Abstract

Crystal structures of the ferric H93G myoglobin (Mb) cavity mutant containing either an anionic proximal thiolate sulfur donor or a carboxylate oxygen donor ligand are reported at 1.7 and 1.4 A resolution, respectively. The crystal structure and magnetic circular dichroism spectra of the H93G Mb beta-mercaptoethanol (BME) thiolate adduct reveal a high-spin, five-coordinate complex. Furthermore, the bound BME appears to have an intramolecular hydrogen bond involving the alcohol proton and the ligated thiolate sulfur, mimicking one of the three proximal N-H...S hydrogen bonds in cytochrome P450. The Fe is displaced from the porphyrin plane by 0.5 A and forms a 2.41 A Fe-S bond.
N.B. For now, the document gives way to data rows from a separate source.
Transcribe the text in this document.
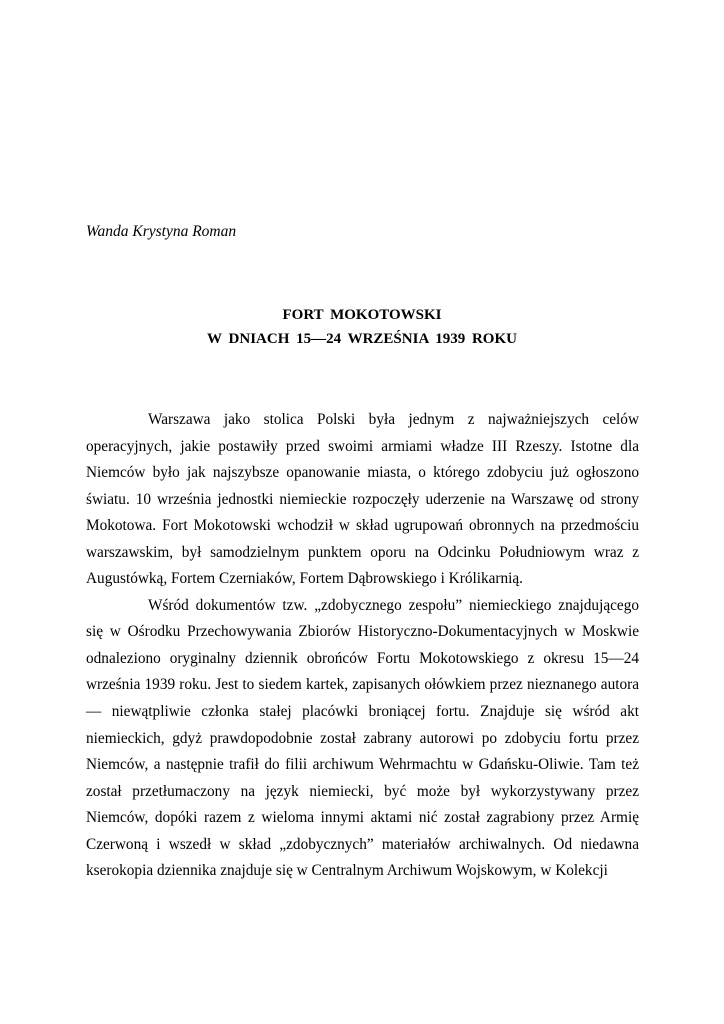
Wanda Krystyna Roman
FORT MOKOTOWSKI
W DNIACH 15—24 WRZEŚNIA 1939 ROKU

Warszawa jako stolica Polski była jednym z najważniejszych celów operacyjnych, jakie postawiły przed swoimi armiami władze III Rzeszy. Istotne dla Niemców było jak najszybsze opanowanie miasta, o którego zdobyciu już ogłoszono światu. 10 września jednostki niemieckie rozpoczęły uderzenie na Warszawę od strony Mokotowa. Fort Mokotowski wchodził w skład ugrupowań obronnych na przedmościu warszawskim, był samodzielnym punktem oporu na Odcinku Południowym wraz z Augustówką, Fortem Czerniaków, Fortem Dąbrowskiego i Królikarnią.

Wśród dokumentów tzw. „zdobycznego zespołu” niemieckiego znajdującego się w Ośrodku Przechowywania Zbiorów Historyczno-Dokumentacyjnych w Moskwie odnaleziono oryginalny dziennik obrońców Fortu Mokotowskiego z okresu 15—24 września 1939 roku. Jest to siedem kartek, zapisanych ołówkiem przez nieznanego autora — niewątpliwie członka stałej placówki broniącej fortu. Znajduje się wśród akt niemieckich, gdyż prawdopodobnie został zabrany autorowi po zdobyciu fortu przez Niemców, a następnie trafił do filii archiwum Wehrmachtu w Gdańsku-Oliwie. Tam też został przetłumaczony na język niemiecki, być może był wykorzystywany przez Niemców, dopóki razem z wieloma innymi aktami nić został zagrabiony przez Armię Czerwoną i wszedł w skład „zdobycznych” materiałów archiwalnych. Od niedawna kserokopia dziennika znajduje się w Centralnym Archiwum Wojskowym, w Kolekcji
The Fe(3+)-S-C angle is 111 degrees , indicative of a covalent Fe-S bond with sp(3)-hybridized sulfur. Therefore, the H93G Mb.BME complex provides an excellent protein-derived structural model for high-spin ferric P450. In particular, the Fe-S bond in high-spin ferric P450-CAM has essentially the same geometry despite the constraints imposed by covalent linkage of the cysteine to the protein backbone. This suggests that evolution led to the geometric optimization of the proximal Fe-S(cysteinate) bond in P450. The crystal structure and spectral properties of the H93G Mb acetate adduct reveal a high-spin, six-coordinate complex with proximal acetate and distal water axial ligands. The distal His-64 forms a hydrogen bond with the bound water. The Fe-acetate bonding geometry is inconsistent with an electron pair along the Fe-O bond as the Fe-O-C angle is 152 degrees and the Fe is far from the plane of the acetate. Thus, the Fe-O bonding is ionic. The H93G Mb cavity mutant has already been shown to be a versatile model system for the study of ligand binding to heme proteins; this investigation affords the first structural evidence that nonimidazole exogenous ligands bind in the proximal ligation site.